The author approaches the problems under examination gradually: he analyzes various developments from the formation of the Lithuanian educational structure up until the abolition of the Jesuit Order, the conditions under which the Vilnius Academy was founded, and he also discusses the educational activities of the Piarist Order. There were many defects in the educational systems existing before the establishment of the Educational Commission. The careful examination and inferences made from these defects, maintains Račkauskas, created the prerequisites and laid the foundations for creating new educational plans suitable for that particular time period, and for implementing the reforms designed by the Educational Commission. The book discusses, at length, the structure and activities of the Educational Commission, which was headed by Ignas Masalskis, bishop of Vilnius, an erudite scholar. Also covered is the work of the Textbook Publishing Society, which functioned under the Commission.
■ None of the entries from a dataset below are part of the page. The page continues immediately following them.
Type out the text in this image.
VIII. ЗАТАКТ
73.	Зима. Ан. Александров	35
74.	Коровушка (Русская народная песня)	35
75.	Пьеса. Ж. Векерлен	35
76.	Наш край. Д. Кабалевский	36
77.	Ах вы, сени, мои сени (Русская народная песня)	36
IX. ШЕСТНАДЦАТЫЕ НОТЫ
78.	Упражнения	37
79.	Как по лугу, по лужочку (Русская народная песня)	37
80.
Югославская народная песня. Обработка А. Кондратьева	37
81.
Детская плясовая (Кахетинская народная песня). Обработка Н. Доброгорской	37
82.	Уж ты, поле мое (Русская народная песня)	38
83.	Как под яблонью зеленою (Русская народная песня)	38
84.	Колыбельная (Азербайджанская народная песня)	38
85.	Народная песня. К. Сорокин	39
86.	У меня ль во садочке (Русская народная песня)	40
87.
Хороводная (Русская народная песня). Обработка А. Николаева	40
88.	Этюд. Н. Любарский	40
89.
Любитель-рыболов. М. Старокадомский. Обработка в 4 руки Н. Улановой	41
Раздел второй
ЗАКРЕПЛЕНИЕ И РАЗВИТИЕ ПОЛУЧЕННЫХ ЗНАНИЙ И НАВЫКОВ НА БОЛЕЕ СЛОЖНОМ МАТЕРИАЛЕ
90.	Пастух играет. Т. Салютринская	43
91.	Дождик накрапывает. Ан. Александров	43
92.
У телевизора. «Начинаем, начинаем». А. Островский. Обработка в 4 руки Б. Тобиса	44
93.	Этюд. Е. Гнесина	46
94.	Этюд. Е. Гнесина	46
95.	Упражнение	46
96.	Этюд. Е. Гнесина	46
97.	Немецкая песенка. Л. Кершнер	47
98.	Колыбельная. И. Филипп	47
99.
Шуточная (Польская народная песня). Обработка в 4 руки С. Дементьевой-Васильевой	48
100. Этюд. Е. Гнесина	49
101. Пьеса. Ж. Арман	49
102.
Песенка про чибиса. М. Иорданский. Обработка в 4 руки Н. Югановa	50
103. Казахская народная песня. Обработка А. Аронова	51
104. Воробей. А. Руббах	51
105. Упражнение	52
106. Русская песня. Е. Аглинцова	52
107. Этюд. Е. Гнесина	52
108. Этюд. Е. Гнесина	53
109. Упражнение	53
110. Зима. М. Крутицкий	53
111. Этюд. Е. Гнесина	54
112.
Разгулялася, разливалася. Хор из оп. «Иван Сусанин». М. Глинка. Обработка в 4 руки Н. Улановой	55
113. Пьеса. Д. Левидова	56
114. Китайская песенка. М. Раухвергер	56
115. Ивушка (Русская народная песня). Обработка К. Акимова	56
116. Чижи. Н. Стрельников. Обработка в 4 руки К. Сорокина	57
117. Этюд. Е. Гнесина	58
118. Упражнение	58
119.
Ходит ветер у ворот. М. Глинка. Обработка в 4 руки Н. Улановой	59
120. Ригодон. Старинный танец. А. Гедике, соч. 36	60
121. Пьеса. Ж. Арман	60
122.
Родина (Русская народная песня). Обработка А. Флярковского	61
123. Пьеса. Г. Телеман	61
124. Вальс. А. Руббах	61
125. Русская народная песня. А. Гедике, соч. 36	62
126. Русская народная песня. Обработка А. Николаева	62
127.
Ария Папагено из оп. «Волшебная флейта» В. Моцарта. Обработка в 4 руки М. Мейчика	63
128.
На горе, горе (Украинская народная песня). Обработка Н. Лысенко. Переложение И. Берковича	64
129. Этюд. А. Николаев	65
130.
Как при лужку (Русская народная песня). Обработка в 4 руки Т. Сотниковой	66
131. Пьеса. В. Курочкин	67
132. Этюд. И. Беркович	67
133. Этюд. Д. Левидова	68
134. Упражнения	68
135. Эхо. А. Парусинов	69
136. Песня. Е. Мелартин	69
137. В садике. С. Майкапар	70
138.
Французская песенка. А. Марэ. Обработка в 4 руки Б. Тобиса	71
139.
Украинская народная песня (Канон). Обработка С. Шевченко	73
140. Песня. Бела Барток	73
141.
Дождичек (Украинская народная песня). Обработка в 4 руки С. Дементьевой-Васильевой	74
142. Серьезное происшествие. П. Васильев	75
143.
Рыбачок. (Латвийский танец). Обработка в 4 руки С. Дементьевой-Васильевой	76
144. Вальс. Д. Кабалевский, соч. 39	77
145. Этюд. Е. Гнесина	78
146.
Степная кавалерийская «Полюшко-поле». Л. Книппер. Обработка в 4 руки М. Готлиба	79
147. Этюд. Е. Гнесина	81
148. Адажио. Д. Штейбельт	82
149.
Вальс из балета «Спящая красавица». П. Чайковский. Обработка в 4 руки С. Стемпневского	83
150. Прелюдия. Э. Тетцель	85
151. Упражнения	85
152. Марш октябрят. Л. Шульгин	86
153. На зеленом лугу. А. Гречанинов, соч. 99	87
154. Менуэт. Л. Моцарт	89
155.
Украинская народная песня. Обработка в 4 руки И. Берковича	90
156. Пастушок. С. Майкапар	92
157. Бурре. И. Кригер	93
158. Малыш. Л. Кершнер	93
Even now, the suggestions offered by the Educational Commission are topical for school reform. The author devotes most of his attention to topics such as: a discussion of individual commission members of that time along with their projects and suggestions, curriculum, school visitation, and a system for training teachers. The statutes of the Educational Commission stated: "The Commission guarantees to the estate [teachers] tremendous respect and gratitude for their chosen path and their dedication, for everything that is best in them, for their experience and for their service to their country." Would not all of the work of this early Educational Commission be important to the individual dedicated to Lithuanian education or the Lithuanian teacher of today?

Much attention is paid to early education in parish schools, and that is understandable because they were attended by children from many different backgrounds. That is why the Educational Commission sought to establish 2,500 of these schools throughout Lithuania and Poland. The person responsible for this work was the chairman of the Educational Commission, Bishop Masalskis, a defender of public education for the peasantry, a well-known physiocrat, striving to establish a school in every third parish. This determination was prompted by his belief that, "a child's development, thinking and behavior are dependent upon the first experiences of childhood," which are acquired in a parish school.
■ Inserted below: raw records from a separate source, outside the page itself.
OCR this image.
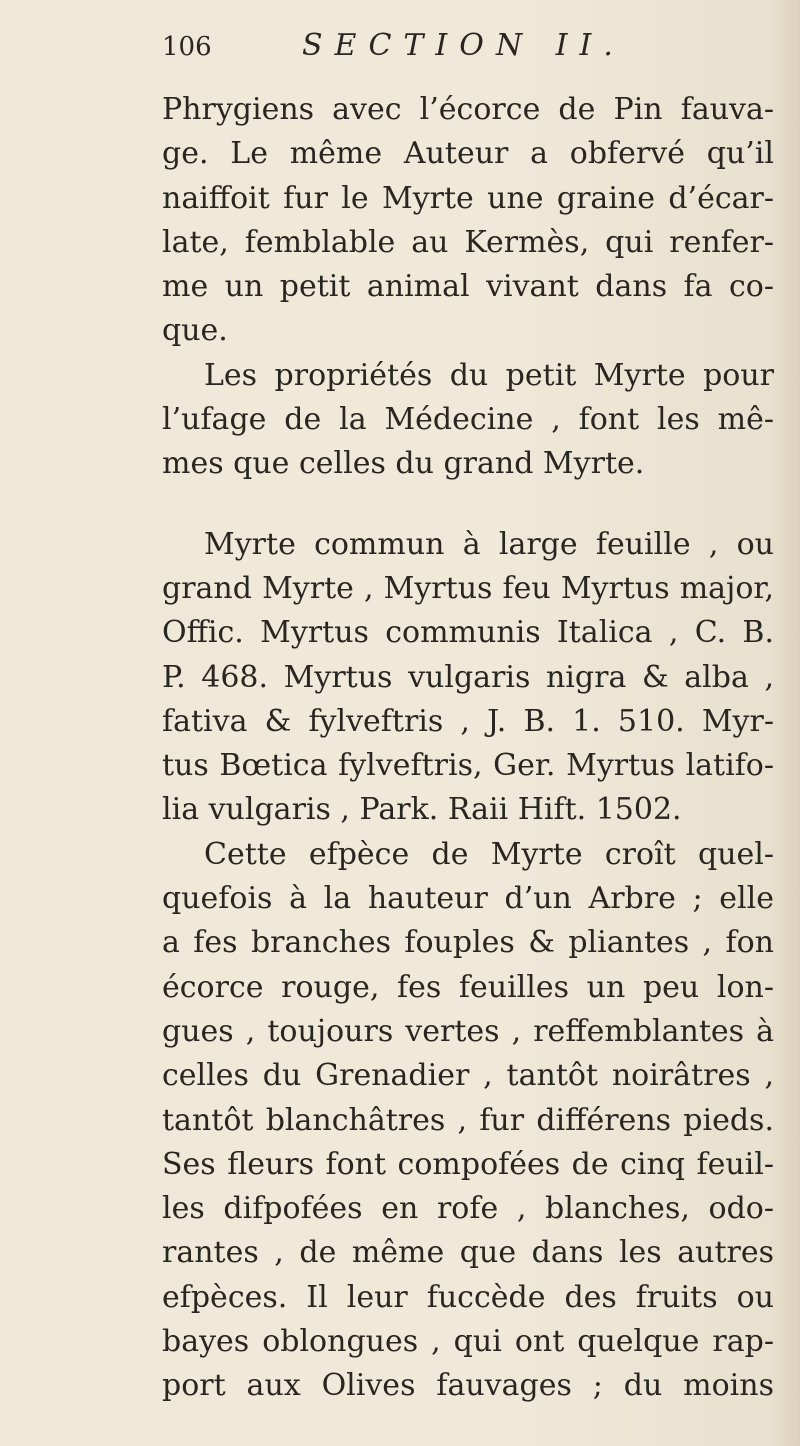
106	SECTION II.
Phrygiens avec l’écorce de Pin fauva-
ge. Le même Auteur a obfervé qu’il
naiffoit fur le Myrte une graine d’écar-
late, femblable au Kermès, qui renfer-
me un petit animal vivant dans fa co-
que.
Les propriétés du petit Myrte pour
l’ufage de la Médecine , font les mê-
mes que celles du grand Myrte.
Myrte commun à large feuille , ou
grand Myrte , Myrtus feu Myrtus major,
Offic. Myrtus communis Italica , C. B.
P. 468. Myrtus vulgaris nigra & alba ,
fativa & fylveftris , J. B. 1. 510. Myr-
tus Bœtica fylveftris, Ger. Myrtus latifo-
lia vulgaris , Park. Raii Hift. 1502.
Cette efpèce de Myrte croît quel-
quefois à la hauteur d’un Arbre ; elle
a fes branches fouples & pliantes , fon
écorce rouge, fes feuilles un peu lon-
gues , toujours vertes , reffemblantes à
celles du Grenadier , tantôt noirâtres ,
tantôt blanchâtres , fur différens pieds.
Ses fleurs font compofées de cinq feuil-
les difpofées en rofe , blanches, odo-
rantes , de même que dans les autres
efpèces. Il leur fuccède des fruits ou
bayes oblongues , qui ont quelque rap-
port aux Olives fauvages ; du moins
Especially valuable and scientifically grounded are the author's observations about an education based on folk culture, and the development and maintenance of Lithuanian culture in the Commission's schools. Here, Račkauskas enters into a dispute with those Lithuanian educational researchers who look askance at the activities of the Commission because of its polonization of the Lithuanian nation. The, author discusses the many textbooks that were published for the parish schools and observes that most of them were published in Lithuanian. He draws the conclusion that the native language was mostly taught to the children of ethnographic Lithuania. Polonization, the author states, was promoted in the district schools, where Polish was the only language that was taught and where the textbooks that were available were all in the Polish language. Polonization was not that overt in the parish schools. In addition, as Račkauskas observes, "the peasants were the main group that fostered the Lithuanian language and cultural traditions, thanks to cultural education. This could be due to the peculiarities of the peasants' social class and also their national sentiments."

The author demonstrates the uniqueness of the existence and work of the Educational Commission by analyzing its influence on the educational systems of Chile, the United States, Russia and Prussia. One interesting but obscure fact that the author presents is that the author of Chile's educational reform project of the first part of the 19th century was a Lithuanian, Ignas Domeika. He was an alumnus of the University of Vilnius and later became an eminent professor and rector of the University of Santiago.

There is one thing missing in the book, though - a summary in English and Polish. With this, it could more easily reach the international educational and cultural research market. Undoubtedly, this book belongs there.